California Ajax Solutions Team

www.CalAST.com

Appendix A: Database Basics

If you don't know anything about databases at all, this appendix should give you enough information to get you started. You don't need to be an expert to use DynaCRUX, but it really will help to understand the material presented here.

Tables

The most basic thing you need to know about databases is that they store data in tables. It might be easier to think of each table as a little spreadsheet, because they are arranged in much the same way. There are rows and columns, just like a spreadsheet, with each column representing a type of information (name, address, phone number) and each row representing an entry with the columns filled in with information about that entry. So, the most common "starter" example is usually something like this:

Employee ID Last Name First Name Phone Email SSN
1 Smith John 707-555-1212 john.smith@mycompany.com 123-45-6789
2 Doe Mary 415-555-1212 mary.doe@mycompany.com 987-65-4321

The column headers are not stored in the table, but the database does remember the table structure and the names of the columns - it just keeps them somewhere else. Only the data itself is entered in the table.

That's about all you need to know to begin with, except that the columns have data types associated with them. Each column can contain information only if it agrees with the type of the column, which you set when you define the table. The most common types are integers (like Employee ID, above) and strings, but databases can contain floating point numbers, dates and times, and other types, plus variations on the basic types (like very small integers and very large ones). You need to think about all this when you design a database, but not generally when you use one.

A record is just another name for a row, and a field is just another name for a column. Everyone uses these terms interchangeably, which can be a bit confusing until you get used to it.

Keys

We'll just talk about the basics here, and return to this topic shortly.

Certain columns in a database are designated as keys, and are mostly used to establish the relationships between tables. In a way, you can't understand keys without understanding relationships, and vice-versa, so it's hard to decide which to start with. So just accept it that we need keys, and we'll tell you why in a moment.
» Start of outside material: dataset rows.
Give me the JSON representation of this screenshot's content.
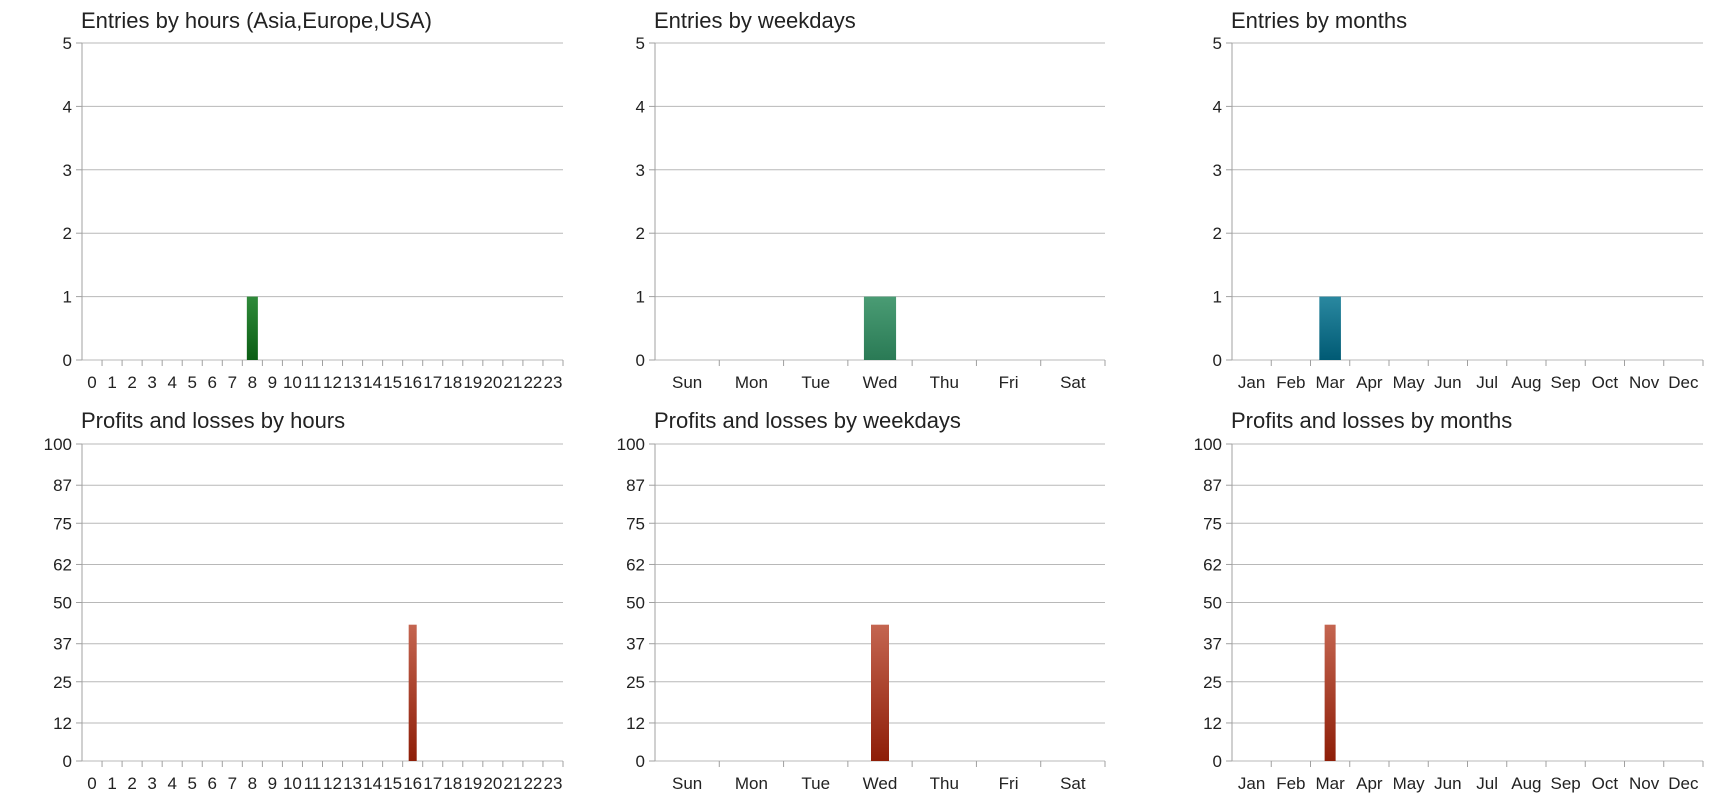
{
  "colors": {
    "entries_hours": [
      "#2f8a3a",
      "#0b5e14"
    ],
    "entries_weekdays": [
      "#4a9c74",
      "#2a7a55"
    ],
    "entries_months": [
      "#2a88a0",
      "#005a74"
    ],
    "profits": [
      "#c46550",
      "#8e1e08"
    ],
    "grid": "#b8b8b8",
    "axis": "#a0a0a0"
  },
  "chart_data": [
    {
      "id": "entries-by-hours",
      "type": "bar",
      "title": "Entries by hours (Asia,Europe,USA)",
      "categories": [
        "0",
        "1",
        "2",
        "3",
        "4",
        "5",
        "6",
        "7",
        "8",
        "9",
        "10",
        "11",
        "12",
        "13",
        "14",
        "15",
        "16",
        "17",
        "18",
        "19",
        "20",
        "21",
        "22",
        "23"
      ],
      "values": [
        0,
        0,
        0,
        0,
        0,
        0,
        0,
        0,
        1,
        0,
        0,
        0,
        0,
        0,
        0,
        0,
        0,
        0,
        0,
        0,
        0,
        0,
        0,
        0
      ],
      "yticks": [
        0,
        1,
        2,
        3,
        4,
        5
      ],
      "ylim": [
        0,
        5
      ],
      "color_key": "entries_hours",
      "bar_width": 0.55,
      "grid": true
    },
    {
      "id": "entries-by-weekdays",
      "type": "bar",
      "title": "Entries by weekdays",
      "categories": [
        "Sun",
        "Mon",
        "Tue",
        "Wed",
        "Thu",
        "Fri",
        "Sat"
      ],
      "values": [
        0,
        0,
        0,
        1,
        0,
        0,
        0
      ],
      "yticks": [
        0,
        1,
        2,
        3,
        4,
        5
      ],
      "ylim": [
        0,
        5
      ],
      "color_key": "entries_weekdays",
      "bar_width": 0.5,
      "grid": true
    },
    {
      "id": "entries-by-months",
      "type": "bar",
      "title": "Entries by months",
      "categories": [
        "Jan",
        "Feb",
        "Mar",
        "Apr",
        "May",
        "Jun",
        "Jul",
        "Aug",
        "Sep",
        "Oct",
        "Nov",
        "Dec"
      ],
      "values": [
        0,
        0,
        1,
        0,
        0,
        0,
        0,
        0,
        0,
        0,
        0,
        0
      ],
      "yticks": [
        0,
        1,
        2,
        3,
        4,
        5
      ],
      "ylim": [
        0,
        5
      ],
      "color_key": "entries_months",
      "bar_width": 0.55,
      "grid": true
    },
    {
      "id": "profits-by-hours",
      "type": "bar",
      "title": "Profits and losses by hours",
      "categories": [
        "0",
        "1",
        "2",
        "3",
        "4",
        "5",
        "6",
        "7",
        "8",
        "9",
        "10",
        "11",
        "12",
        "13",
        "14",
        "15",
        "16",
        "17",
        "18",
        "19",
        "20",
        "21",
        "22",
        "23"
      ],
      "values": [
        0,
        0,
        0,
        0,
        0,
        0,
        0,
        0,
        0,
        0,
        0,
        0,
        0,
        0,
        0,
        0,
        43,
        0,
        0,
        0,
        0,
        0,
        0,
        0
      ],
      "yticks": [
        0,
        12,
        25,
        37,
        50,
        62,
        75,
        87,
        100
      ],
      "ylim": [
        0,
        100
      ],
      "color_key": "profits",
      "bar_width": 0.4,
      "grid": true
    },
    {
      "id": "profits-by-weekdays",
      "type": "bar",
      "title": "Profits and losses by weekdays",
      "categories": [
        "Sun",
        "Mon",
        "Tue",
        "Wed",
        "Thu",
        "Fri",
        "Sat"
      ],
      "values": [
        0,
        0,
        0,
        43,
        0,
        0,
        0
      ],
      "yticks": [
        0,
        12,
        25,
        37,
        50,
        62,
        75,
        87,
        100
      ],
      "ylim": [
        0,
        100
      ],
      "color_key": "profits",
      "bar_width": 0.28,
      "grid": true
    },
    {
      "id": "profits-by-months",
      "type": "bar",
      "title": "Profits and losses by months",
      "categories": [
        "Jan",
        "Feb",
        "Mar",
        "Apr",
        "May",
        "Jun",
        "Jul",
        "Aug",
        "Sep",
        "Oct",
        "Nov",
        "Dec"
      ],
      "values": [
        0,
        0,
        43,
        0,
        0,
        0,
        0,
        0,
        0,
        0,
        0,
        0
      ],
      "yticks": [
        0,
        12,
        25,
        37,
        50,
        62,
        75,
        87,
        100
      ],
      "ylim": [
        0,
        100
      ],
      "color_key": "profits",
      "bar_width": 0.28,
      "grid": true
    }
  ]
}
Keys come in a few different types, but the most common are primary keys, which uniquely identify a row, and foreign keys, which are columns that contain references to rows in other tables. Databases do not require you to have these keys, but they are necessary to establish how tables are tied together so you can get meaningful information from your database.

Relationships

To find things in a database, you issue a query telling the database program what you want to know. These generally require that you know something about the relationships between tables. Of course, DynaCRUX is designed to minimize this requirement - except for administrators, of course.
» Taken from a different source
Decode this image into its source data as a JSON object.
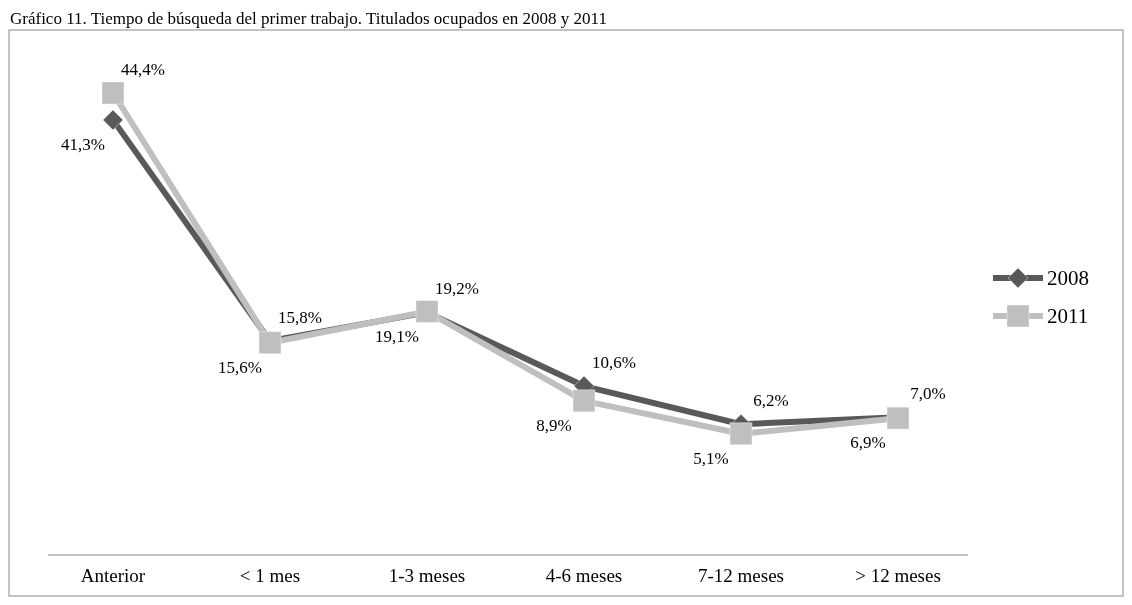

Consider the sample database BookBlog, which allows members to write comments about the books they are reading. We'll skip the blog part for now, and just point out that there is a table of books and a table of authors. For simplicity, we'll just assume that book has only one author (which is not always true). However, one author can write many books, so we want to establish what is called a one-to-many relationship (or many-to-one, depending on where you start) between an author and her books.

So how do we tie the book table and the author table together? Each has a primary key that uniquely identifies the row in the table. For the book table, the primary key identifies the book; for the author table, it uniquely identifies the author. We use numbers for these keys, because there can be more than one book or more than one author with the same name.
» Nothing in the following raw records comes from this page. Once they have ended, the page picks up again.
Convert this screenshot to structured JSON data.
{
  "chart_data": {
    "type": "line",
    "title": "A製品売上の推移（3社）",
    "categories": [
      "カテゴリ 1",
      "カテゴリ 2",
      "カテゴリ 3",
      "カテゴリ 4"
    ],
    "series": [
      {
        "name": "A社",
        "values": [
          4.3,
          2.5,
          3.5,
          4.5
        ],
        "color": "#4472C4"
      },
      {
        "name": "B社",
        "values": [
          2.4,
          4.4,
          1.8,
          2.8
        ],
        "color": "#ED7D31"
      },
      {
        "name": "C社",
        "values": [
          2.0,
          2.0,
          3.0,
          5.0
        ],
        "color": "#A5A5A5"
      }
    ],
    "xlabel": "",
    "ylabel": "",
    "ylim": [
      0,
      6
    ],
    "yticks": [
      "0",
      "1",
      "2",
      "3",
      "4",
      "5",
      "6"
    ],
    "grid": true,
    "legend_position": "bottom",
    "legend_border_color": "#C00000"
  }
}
To establish the relationship, we provide a foreign key column (author_id) in the books table that refers to the primary key (id) of the authors table. We could not really go the other way in this example, because a key can refer to only one thing. Since the author may have written many books, it can't "point to" all of them. Thus, the relationship is defined so that each of those books "points to" the same author.

This picture also illustrates a number of things that we've talked about already, so let's make note of them.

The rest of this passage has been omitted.